Bannière Festival de Venise 2026

COTTON QUEEN

Un film de Suzannah Mirghani

Une figure d’indépendance féminine venue du Soudan

Synopsis du film

Nafisa, 15 ans, travaille à la cueillette du coton, dans une plantation au Soudan dirigée par sa grand mère Al Sit. Il s’agit en réalité d’une des dernières de coton naturel, qui fut importante dans la lutte contre les troupes coloniales anglaises. Mais Mr Tajini, arrivé de Londres, propose aux cultivateurs locaux de passer à un coton génétiquement modifié. Nafisa va alors devoir prendre position…

Critique du film COTTON QUEEN

Pays en proie à la guerre civile depuis 2023 à la cinématographie encore rare, le Soudan était représenté à la Semaine de la critique du Festival de Venise 2025 par "Cotton Queen", portrait d’une jeune ouvrière agricole, déterminée, comme elle le dira tardivement à décider «  de son futur ». Tournant autour d’une nouvelle forme de colonialisme, celle des grandes entreprises productrices d’OGM, représentées ici par Mr Tajini, qui ne cherche pas ici qu’à faire commerce, mais aussi à trouver compagne, le scénario aborde également en arrière plan d’autres sujets tels que le passé de la propriétaire, entourée de légendes, et la tradition plus ou moins persistante de l’excision.

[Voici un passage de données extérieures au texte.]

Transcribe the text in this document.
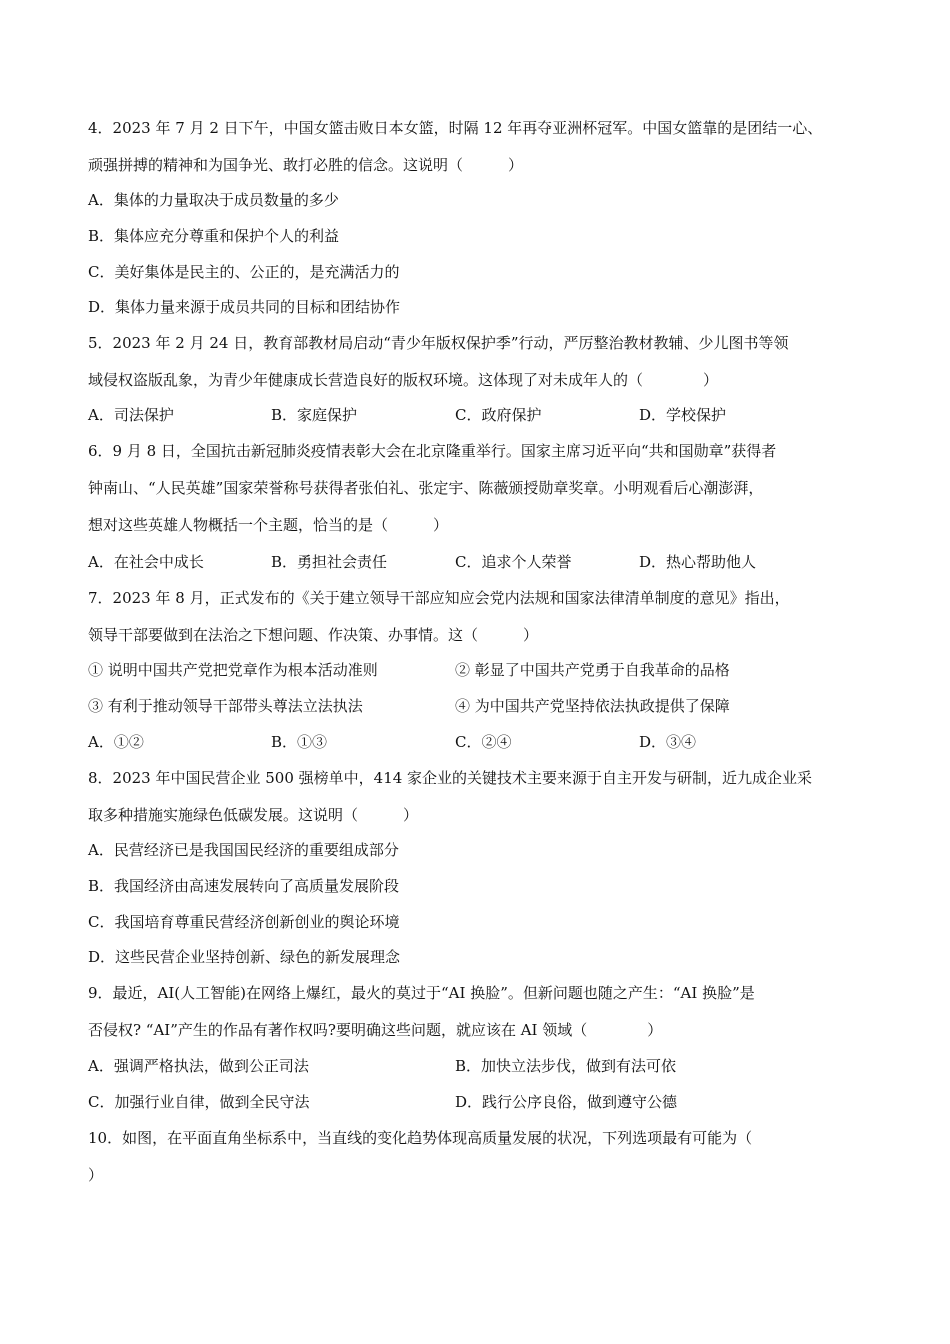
4．2023 年 7 月 2 日下午，中国女篮击败日本女篮，时隔 12 年再夺亚洲杯冠军。中国女篮靠的是团结一心、
顽强拼搏的精神和为国争光、敢打必胜的信念。这说明（　　　）
A．集体的力量取决于成员数量的多少
B．集体应充分尊重和保护个人的利益
C．美好集体是民主的、公正的，是充满活力的
D．集体力量来源于成员共同的目标和团结协作
5．2023 年 2 月 24 日，教育部教材局启动“青少年版权保护季”行动，严厉整治教材教辅、少儿图书等领
域侵权盗版乱象，为青少年健康成长营造良好的版权环境。这体现了对未成年人的（　　　　）
A．司法保护	B．家庭保护	C．政府保护	D．学校保护
6．9 月 8 日，全国抗击新冠肺炎疫情表彰大会在北京隆重举行。国家主席习近平向“共和国勋章”获得者
钟南山、“人民英雄”国家荣誉称号获得者张伯礼、张定宇、陈薇颁授勋章奖章。小明观看后心潮澎湃，
想对这些英雄人物概括一个主题，恰当的是（　　　）
A．在社会中成长	B．勇担社会责任	C．追求个人荣誉	D．热心帮助他人
7．2023 年 8 月，正式发布的《关于建立领导干部应知应会党内法规和国家法律清单制度的意见》指出，
领导干部要做到在法治之下想问题、作决策、办事情。这（　　　）
① 说明中国共产党把党章作为根本活动准则	② 彰显了中国共产党勇于自我革命的品格
③ 有利于推动领导干部带头尊法立法执法	④ 为中国共产党坚持依法执政提供了保障
A．①②	B．①③	C．②④	D．③④
8．2023 年中国民营企业 500 强榜单中，414 家企业的关键技术主要来源于自主开发与研制，近九成企业采
取多种措施实施绿色低碳发展。这说明（　　　）
A．民营经济已是我国国民经济的重要组成部分
B．我国经济由高速发展转向了高质量发展阶段
C．我国培育尊重民营经济创新创业的舆论环境
D．这些民营企业坚持创新、绿色的新发展理念
9．最近，AI(人工智能)在网络上爆红，最火的莫过于“AI 换脸”。但新问题也随之产生：“AI 换脸”是
否侵权? “AI”产生的作品有著作权吗?要明确这些问题，就应该在 AI 领域（　　　　）
A．强调严格执法，做到公正司法	B．加快立法步伐，做到有法可依
C．加强行业自律，做到全民守法	D．践行公序良俗，做到遵守公德
10．如图，在平面直角坐标系中，当直线的变化趋势体现高质量发展的状况，下列选项最有可能为（
）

Ponctué de cauchemars ou de visions (Nafisa voit notamment régulièrement une sorte d’ange aux ailes noires...), mais aussi d’évocations de maison hantée, "Cotton Queen" assume sa belle photographie, pour représenter la souffrance des femmes. Celle de la grand mère, synonyme d’indépendance, elle la porte dans la peau, avec ses cicatrices aux joues et aux mains, dont on découvrira l’origine à un moment du film. Alors que, épuisée, la question de sa succession devrait bientôt se poser, le film convoque un mélange de douceur de vivre (les baignades d’après cueillette…) et la pression d’un monde extérieur prêt à tout écraser par s'approprier la richesse des lieux. Un beau portrait de femme.